今回の買収を通じてグリーンプロジェクトは、オプテラの10年間にわたる企業炭素管理の経験と、自社の供給網参加・再生可能エネルギー調達インフラを統合する。同社は「企業とすべての協力会社が置かれた状況に合わせ、測定から実行へ転換できる単一プラットフォームを提供する」と説明した。

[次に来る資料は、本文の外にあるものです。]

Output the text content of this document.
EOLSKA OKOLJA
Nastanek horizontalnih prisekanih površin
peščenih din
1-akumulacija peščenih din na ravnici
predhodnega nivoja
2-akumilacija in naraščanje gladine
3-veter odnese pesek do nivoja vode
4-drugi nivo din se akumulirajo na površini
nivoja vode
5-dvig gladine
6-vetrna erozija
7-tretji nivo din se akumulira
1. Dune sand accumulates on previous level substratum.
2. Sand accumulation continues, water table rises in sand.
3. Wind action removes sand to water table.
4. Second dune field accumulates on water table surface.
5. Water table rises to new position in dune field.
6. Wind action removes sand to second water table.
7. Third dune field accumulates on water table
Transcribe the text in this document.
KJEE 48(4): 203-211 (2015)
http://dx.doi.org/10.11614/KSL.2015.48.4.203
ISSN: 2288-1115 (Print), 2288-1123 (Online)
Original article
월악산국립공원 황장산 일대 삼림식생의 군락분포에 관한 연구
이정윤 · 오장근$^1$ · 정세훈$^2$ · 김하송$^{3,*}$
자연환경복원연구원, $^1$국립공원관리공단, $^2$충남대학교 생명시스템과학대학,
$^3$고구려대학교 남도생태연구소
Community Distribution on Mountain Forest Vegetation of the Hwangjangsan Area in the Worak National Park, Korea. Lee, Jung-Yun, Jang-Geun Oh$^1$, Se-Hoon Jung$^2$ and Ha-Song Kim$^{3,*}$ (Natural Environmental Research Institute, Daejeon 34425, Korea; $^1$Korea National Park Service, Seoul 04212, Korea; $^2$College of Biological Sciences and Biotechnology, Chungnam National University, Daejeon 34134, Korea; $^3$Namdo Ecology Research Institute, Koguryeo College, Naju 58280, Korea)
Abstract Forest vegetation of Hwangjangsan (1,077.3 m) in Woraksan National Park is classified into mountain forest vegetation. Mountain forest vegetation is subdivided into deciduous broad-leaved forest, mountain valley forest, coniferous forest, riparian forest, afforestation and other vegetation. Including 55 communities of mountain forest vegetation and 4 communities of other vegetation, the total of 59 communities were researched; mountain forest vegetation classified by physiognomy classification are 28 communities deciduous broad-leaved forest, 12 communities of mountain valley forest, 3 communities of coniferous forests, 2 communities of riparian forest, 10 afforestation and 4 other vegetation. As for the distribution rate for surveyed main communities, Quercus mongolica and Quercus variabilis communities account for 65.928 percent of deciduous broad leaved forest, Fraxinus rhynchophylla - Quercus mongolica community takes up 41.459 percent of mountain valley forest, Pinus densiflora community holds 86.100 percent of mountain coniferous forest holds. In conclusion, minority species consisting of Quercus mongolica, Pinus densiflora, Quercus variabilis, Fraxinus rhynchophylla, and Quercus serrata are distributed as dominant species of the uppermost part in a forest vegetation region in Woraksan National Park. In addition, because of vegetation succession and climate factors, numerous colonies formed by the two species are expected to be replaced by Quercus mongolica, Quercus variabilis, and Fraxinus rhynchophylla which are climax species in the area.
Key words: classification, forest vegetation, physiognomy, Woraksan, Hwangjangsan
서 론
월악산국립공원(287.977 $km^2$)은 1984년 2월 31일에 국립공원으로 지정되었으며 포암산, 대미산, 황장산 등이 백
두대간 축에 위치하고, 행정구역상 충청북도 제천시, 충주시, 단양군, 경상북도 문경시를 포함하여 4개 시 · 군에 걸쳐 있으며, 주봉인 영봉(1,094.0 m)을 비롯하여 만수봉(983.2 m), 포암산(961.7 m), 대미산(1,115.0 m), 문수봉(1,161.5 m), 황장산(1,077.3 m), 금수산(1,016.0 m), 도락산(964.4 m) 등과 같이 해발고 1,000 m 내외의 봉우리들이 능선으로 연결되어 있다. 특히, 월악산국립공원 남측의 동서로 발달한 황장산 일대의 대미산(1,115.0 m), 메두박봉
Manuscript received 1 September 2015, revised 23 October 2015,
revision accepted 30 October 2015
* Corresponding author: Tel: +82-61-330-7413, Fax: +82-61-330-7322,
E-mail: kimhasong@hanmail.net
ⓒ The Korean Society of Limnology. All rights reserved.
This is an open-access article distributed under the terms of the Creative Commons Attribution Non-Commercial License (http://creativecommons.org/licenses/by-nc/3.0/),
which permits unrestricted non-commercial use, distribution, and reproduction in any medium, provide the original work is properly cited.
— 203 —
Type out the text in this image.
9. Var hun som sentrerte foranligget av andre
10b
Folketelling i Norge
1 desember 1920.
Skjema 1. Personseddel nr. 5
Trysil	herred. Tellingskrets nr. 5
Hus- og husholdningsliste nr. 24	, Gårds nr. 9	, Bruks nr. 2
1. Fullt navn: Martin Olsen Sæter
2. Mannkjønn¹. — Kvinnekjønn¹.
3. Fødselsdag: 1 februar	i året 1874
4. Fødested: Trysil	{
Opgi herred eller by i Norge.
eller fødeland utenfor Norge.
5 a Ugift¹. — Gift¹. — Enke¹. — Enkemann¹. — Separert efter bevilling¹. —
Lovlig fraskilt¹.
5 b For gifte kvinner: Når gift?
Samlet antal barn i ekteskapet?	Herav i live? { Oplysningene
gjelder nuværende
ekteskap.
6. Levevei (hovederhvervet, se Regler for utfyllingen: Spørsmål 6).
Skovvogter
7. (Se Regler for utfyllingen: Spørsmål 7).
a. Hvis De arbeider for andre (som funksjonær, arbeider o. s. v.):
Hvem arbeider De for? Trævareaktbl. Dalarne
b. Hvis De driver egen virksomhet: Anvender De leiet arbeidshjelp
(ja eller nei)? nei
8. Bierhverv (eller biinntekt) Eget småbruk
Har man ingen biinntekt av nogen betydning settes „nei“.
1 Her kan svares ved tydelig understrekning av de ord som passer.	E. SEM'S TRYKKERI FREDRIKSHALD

今回の措置はグリーンプロジェクトの連続的なM&A戦略の一環である。同社は2025年にエミットワイズ(Emitwise)を、2026年6月にゼロウト(Zeroute)をそれぞれ買収した。さらに最近、ギキ(Giki)、フレキシダオ(FlexiDAO)、ハウグッド(HowGood)と戦略的パートナーシップを締結し、脱炭素エコシステムの拡大に拍車をかけている。

世界的な規制環境の変化が今回の買収の背景として作用した。グリーンプロジェクト側は、カリフォルニア州のSB253(気候企業データ責任法)、EUの企業持続可能性報告指令(CSRD)、EUの炭素国境調整メカニズム(CBAM)などが、自発的な持続可能性公示を北米と欧州で法的義務に転換しつつあり、同様の圧力が世界市場全体で拡大していると分析した。

サム・スターク・グリーンプロジェクト最高経営責任者(CEO)は「持続可能性業界は数年間測定に集中してきたが、企業は依然として格差を解消する方法を分かっていない」と述べ、「ACTグループのグローバルインフラを基盤に、測定から実行へ移行させるプラットフォームが誕生した」と強調した。スコープ3は依然として公示負担、協力会社リスク、調達コストの最大の要因であり、企業が解決するのが最も難しい課題として指摘される。

市場では今回の統合が、供給網全体の炭素データの可視性を高め、規制対応を加速させる契機になると見込まれている。業界専門家は、企業が単純な排出量計算を超えて実質的な削減措置へ移行する転換点になり得ると評価した。